The majority recognizes that Eichler applies when "damages [are sought to] be barred on the grounds of the plaintiff’s own culpability,” but then erroneously concludes that this is not such a case. This is precisely such a case. Pinter expressly claims in his brief that Dahl’s recovery should be barred because of Dahl's own culpability. Elsewhere in the opinion, the Court admits that Dahl was as "culpable” as Pinter as a producing cause of the illegal transaction. This observation places Dahl squarely within the Eichler formulation of the in pari delicto doctrine. Under Eichler, the first element of the in pari delicto defense is that the plaintiff must bear "at least substantially equal responsibility for the violations he seeks to redress." 472 U.S. at-, 105 S.Ct. at 2629, 86 L.Ed.2d at 224. Dahl bears at least substantially equal responsibility for the securities violations in this case, as the majority recognizes in stating that Dahl was as “culpable" as Pinter as a producing cause of the illegality.

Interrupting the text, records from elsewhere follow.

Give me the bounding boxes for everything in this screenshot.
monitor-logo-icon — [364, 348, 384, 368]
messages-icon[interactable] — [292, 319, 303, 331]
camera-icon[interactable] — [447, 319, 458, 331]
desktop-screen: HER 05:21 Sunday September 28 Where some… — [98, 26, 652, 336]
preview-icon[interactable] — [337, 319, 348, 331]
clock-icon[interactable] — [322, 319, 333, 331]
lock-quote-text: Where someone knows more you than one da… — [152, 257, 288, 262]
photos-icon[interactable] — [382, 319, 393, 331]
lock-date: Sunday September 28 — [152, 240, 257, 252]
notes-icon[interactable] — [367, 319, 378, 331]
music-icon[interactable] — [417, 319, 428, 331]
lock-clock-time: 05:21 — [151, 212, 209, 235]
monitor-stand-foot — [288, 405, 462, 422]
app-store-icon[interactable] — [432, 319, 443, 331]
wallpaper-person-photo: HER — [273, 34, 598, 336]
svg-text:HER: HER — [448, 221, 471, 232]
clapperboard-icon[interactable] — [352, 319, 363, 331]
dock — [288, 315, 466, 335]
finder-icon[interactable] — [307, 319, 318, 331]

Finally, any application of in pari delicto principles in this appeal is incomplete without discussing Dahl’s conduct as a "seller” of unregistered securities in addition to his conduct as a knowing purchaser. The majority has discussed the "seller” issue only in the context of contribution, a discussion with which I also take issue elsewhere in my opinion.

In sum, the majority has declined to apply recent Supreme Court precedent which is directly on point — there is absolutely nothing in Eichler which indicates that the general in pari delicto rules espoused therein are limited to a § 10(b) action, as the majority of this panel apparently implies. Instead, this Court finds that the controlling precedent for this in pari delicto appeal is found in a 1972 Fifth Circuit case which is not even an in pari delicto case.

. Barring Dahl’s recovery will not let Pinter off the hook because of the presence of the other plaintiffs who have already successfully litigated their claims against Pinter. Thus, allowing the in pari delicto defense to be used in this case results in the best possible outcome — both Dahl and Pinter must "pay” — that is, bear the burden — for the violation for which they are both responsible. The best way to protect the public in this case is to discourage the actions of both Dahl and Pinter as well as future Dahls and Pinters.

Indeed, I would go further. I would hold that Pinter is entitled to contribution from Dahl since Dahl is at least'equally culpable for the sale to the other plaintiffs.